Information extraction

We are going to instruct ChatGPT to extract entities and relations from a provided product specification and return the result as an array of JSON objects. The JSON objects must contain the following keys: ‘head’, ‘head_type’, ‘relation’, ‘tail’, and ‘tail_type’.

The ‘head’ key must contain the text of the extracted entity with one of the types from the provided list in the user prompt. The ‘head_type’ key must contain the type of the extracted head entity which must be one of the types from the provided user list. The ‘relation’ key must contain the type of relation between the ‘head’ and the ‘tail’, the ‘tail’ key must represent the text of an extracted entity which is the object in the triple, and the ‘tail_type’ key must contain the type of the tail entity.

We are going to use the entity types and relation types listed below to prompt ChatGPT for entity-relation extraction. We will map these entities and relations to the corresponding entities and relations from the Schema.org ontology. The keys in the mapping represent the entity and relation types provided to ChatGPT, and the values represent the URLS of the objects and properties from Schema.org.

# ENTITY TYPES:
entity_types = {
  "product": "https://schema.org/Product", 
  "rating": "https://schema.org/AggregateRating",
  "price": "https://schema.org/Offer", 
  "characteristic": "https://schema.org/PropertyValue", 
  "material": "https://schema.org/Text",
  "manufacturer": "https://schema.org/Organization", 
  "brand": "https://schema.org/Brand", 
  "measurement": "https://schema.org/QuantitativeValue", 
  "organization": "https://schema.org/Organization",  
  "color": "https://schema.org/Text",
}

# RELATION TYPES:
relation_types = {
  "hasCharacteristic": "https://schema.org/additionalProperty",
  "hasColor": "https://schema.org/color", 
  "hasBrand": "https://schema.org/brand", 
  "isProducedBy": "https://schema.org/manufacturer", 
  "hasColor": "https://schema.org/color",
  "hasMeasurement": "https://schema.org/hasMeasurement", 
  "isSimilarTo": "https://schema.org/isSimilarTo", 
  "madeOfMaterial": "https://schema.org/material", 
  "hasPrice": "https://schema.org/offers", 
  "hasRating": "https://schema.org/aggregateRating", 
  "relatedTo": "https://schema.org/isRelatedTo"
 }

In order to perform information extraction using ChatGPT, we create an OpenAI client, and using the chat completions API, we generate the output array of JSON objects for each identified relation from the raw product specification. The default model is chosen to be gpt-3.5-turbo since it’s performance is good enough for this simple demonstration.
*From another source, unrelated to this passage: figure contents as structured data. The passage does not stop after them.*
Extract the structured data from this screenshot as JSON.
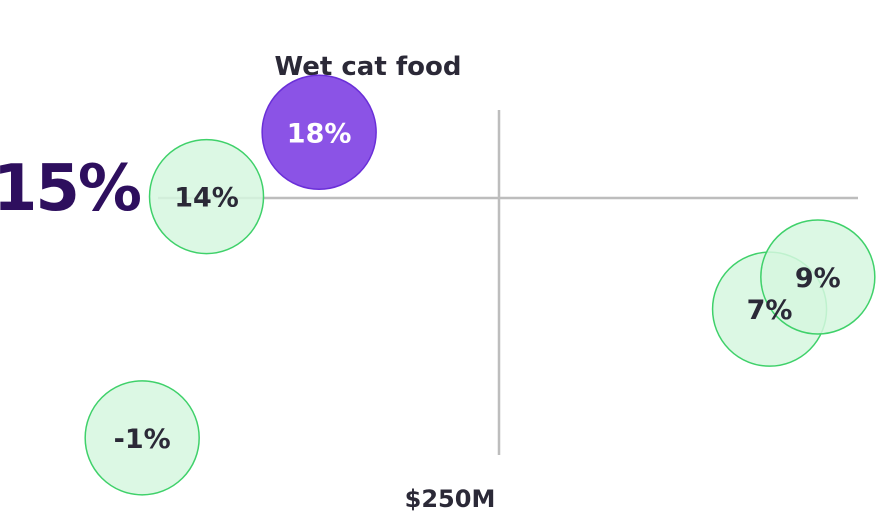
{
  "chart_data": {
    "type": "scatter",
    "title": "Wet cat food",
    "reference_lines": {
      "x_label": "$250M",
      "y_label": "15%"
    },
    "points": [
      {
        "x": 60,
        "y": 14,
        "size": 1,
        "label": "14%",
        "highlight": false
      },
      {
        "x": 130,
        "y": 18,
        "size": 1,
        "label": "18%",
        "highlight": true
      },
      {
        "x": 20,
        "y": -1,
        "size": 1,
        "label": "-1%",
        "highlight": false
      },
      {
        "x": 410,
        "y": 7,
        "size": 1,
        "label": "7%",
        "highlight": false
      },
      {
        "x": 440,
        "y": 9,
        "size": 1,
        "label": "9%",
        "highlight": false
      }
    ],
    "grid": false,
    "colors": {
      "highlight_fill": "#8b53e6",
      "highlight_stroke": "#6a2fd8",
      "highlight_text": "#ffffff",
      "normal_fill": "#d6f7df",
      "normal_stroke": "#3fd16a",
      "normal_text": "#2b2937",
      "reference_line": "#bdbdbd"
    }
  }
}
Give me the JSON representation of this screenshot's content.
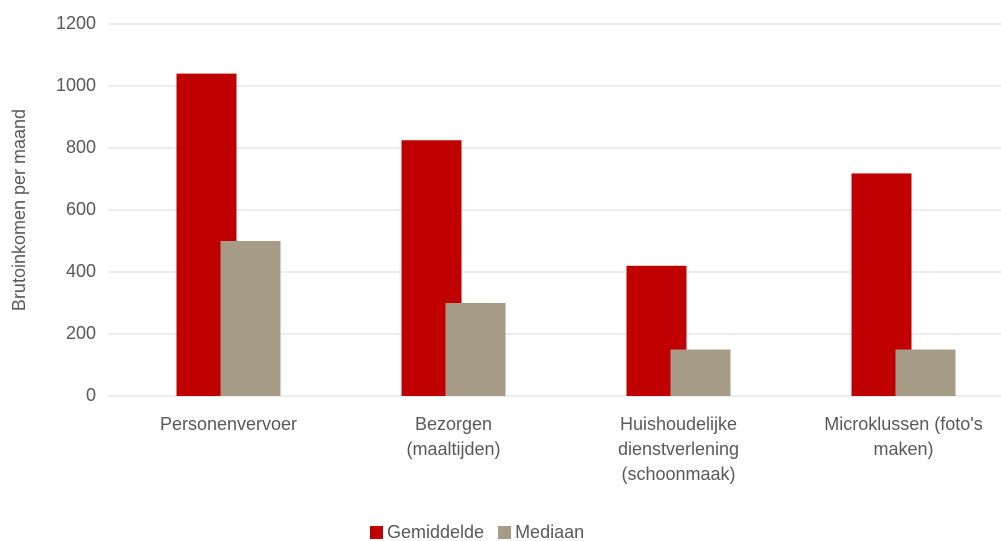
{
  "chart_data": {
    "type": "bar",
    "y_label": "Brutoinkomen per maand",
    "categories": [
      [
        "Personenvervoer"
      ],
      [
        "Bezorgen",
        "(maaltijden)"
      ],
      [
        "Huishoudelijke",
        "dienstverlening",
        "(schoonmaak)"
      ],
      [
        "Microklussen (foto's",
        "maken)"
      ]
    ],
    "series": [
      {
        "name": "Gemiddelde",
        "color": "#c00000",
        "values": [
          1040,
          825,
          420,
          718
        ]
      },
      {
        "name": "Mediaan",
        "color": "#a59b86",
        "values": [
          500,
          300,
          150,
          150
        ]
      }
    ],
    "ylim": [
      0,
      1200
    ],
    "yticks": [
      0,
      200,
      400,
      600,
      800,
      1000,
      1200
    ],
    "grid": true,
    "legend": "bottom"
  }
}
client = OpenAI(api_key="<YOUR_API_KEY>")

def extract_information(text, model="gpt-3.5-turbo"):
   completion = client.chat.completions.create(
        model=model,
        temperature=0,
        messages=[
        {
            "role": "system",
            "content": system_prompt
        },
        {
            "role": "user",
            "content": user_prompt.format(
              entity_types=entity_types,
              relation_types=relation_types,
              specification=text
            )
        }
        ]
    )

   return completion.choices[0].message.content

Prompt engineering

The system_prompt variable contains the instructions guiding ChatGPT to extract entities and relations from the raw text, and return the result in the form of arrays of JSON objects, each having the keys: ‘head’, ‘head_type’, ‘relation’, ‘tail’, and ‘tail_type’.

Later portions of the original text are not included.